Labor: Corporatism (Patrimonialism), High Upkeep, unlocked with Railroad
1) +6 commerce on oil rig, offshore platform
2) +4 commerce on improved gold, improved coffee, improved gems
3) +2 commerce on improved banana, improved sugar, improved copper

This needs a little more work, but the idea is to give a civic that allows for somewhat realistic modern export economies. Countries like Indonesia or many South American countries are dependent on exports, not high-tech or domestic demand economics (how I see Public Welfare and Capitalism). Civs like the Congo could get a good boost with this civic. Would get +2 stability with mercantilism (Import substitution) and not conflict with any economy civic (not even central planning).

Economy: Mixed Economy (Name needs work), Medium Upkeep, unlocked with Assembly Line
1) +1 commerce on mine, lumbermill
2) +20% Inflation Rate

Trying to give voice to British-style "commanding heights" socialism. Extractive industries are sponsored by the state, with a noticeable drawback. Not much else I can say, this just needs a little more to it.

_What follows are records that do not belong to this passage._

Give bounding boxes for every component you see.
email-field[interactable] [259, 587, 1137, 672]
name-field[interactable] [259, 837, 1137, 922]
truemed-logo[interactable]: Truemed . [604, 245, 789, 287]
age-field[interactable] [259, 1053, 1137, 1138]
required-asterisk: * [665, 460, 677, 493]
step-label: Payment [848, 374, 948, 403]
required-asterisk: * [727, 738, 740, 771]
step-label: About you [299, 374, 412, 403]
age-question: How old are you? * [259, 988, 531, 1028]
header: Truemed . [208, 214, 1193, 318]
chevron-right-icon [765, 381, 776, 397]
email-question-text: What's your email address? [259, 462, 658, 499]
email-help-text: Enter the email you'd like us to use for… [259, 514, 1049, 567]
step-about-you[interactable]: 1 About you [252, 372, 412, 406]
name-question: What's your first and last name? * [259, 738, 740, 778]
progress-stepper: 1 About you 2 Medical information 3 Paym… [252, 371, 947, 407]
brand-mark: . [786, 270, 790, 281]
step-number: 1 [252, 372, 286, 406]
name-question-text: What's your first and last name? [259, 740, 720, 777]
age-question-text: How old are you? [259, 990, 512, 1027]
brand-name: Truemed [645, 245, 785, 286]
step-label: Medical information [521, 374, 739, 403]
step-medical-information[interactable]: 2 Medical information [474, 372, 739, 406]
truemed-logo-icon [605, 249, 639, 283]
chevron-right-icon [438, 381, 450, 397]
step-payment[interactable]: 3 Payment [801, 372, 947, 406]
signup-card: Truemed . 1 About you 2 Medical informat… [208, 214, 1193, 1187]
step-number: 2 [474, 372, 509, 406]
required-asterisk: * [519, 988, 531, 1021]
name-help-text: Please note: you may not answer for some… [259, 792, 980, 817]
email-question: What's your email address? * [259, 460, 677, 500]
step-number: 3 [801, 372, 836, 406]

Religious: Split secularism into two civics. Currently secularism tries to represent too many different modern interactions between the state and religion, at least as far as stability goes. "Preferentialism" and "Secularism" would be better. Many modern states are "secular" on paper only, and a couple totalitarian states have a strong give and take relationship with a particular faith, without having a state religion. I don't have ideas currently on what the research rate or whatever difference is, but I've felt secularism's bonus was too bland anyway.

Military: Missile Supremacy, High Upkeep, Rocketry
1) +25% build speed for missile units
2) unhappiness penalty for all civs without missile supremacy (I want to make having fission + uranium a requirement to instill fear, but I don't know if that can be done)

Here's your cold war nightmare civic. Would get +2 stability with central planning, and be neutral to everything else but environmentalism (-5, imo). The Fear happiness penalty would be undone by having bomb shelters in that city.

Those are my ideas so far, and I know I don't have an organization civic. I might think of one later, possible a classical one - I play a lot of classical games and it's boring running direct rule every time, as only the medieval era unlocks new ones.

Anyone else have any thoughts on these?
 
Oh, these are interesting and seem viable. And I'd like some lategame variety.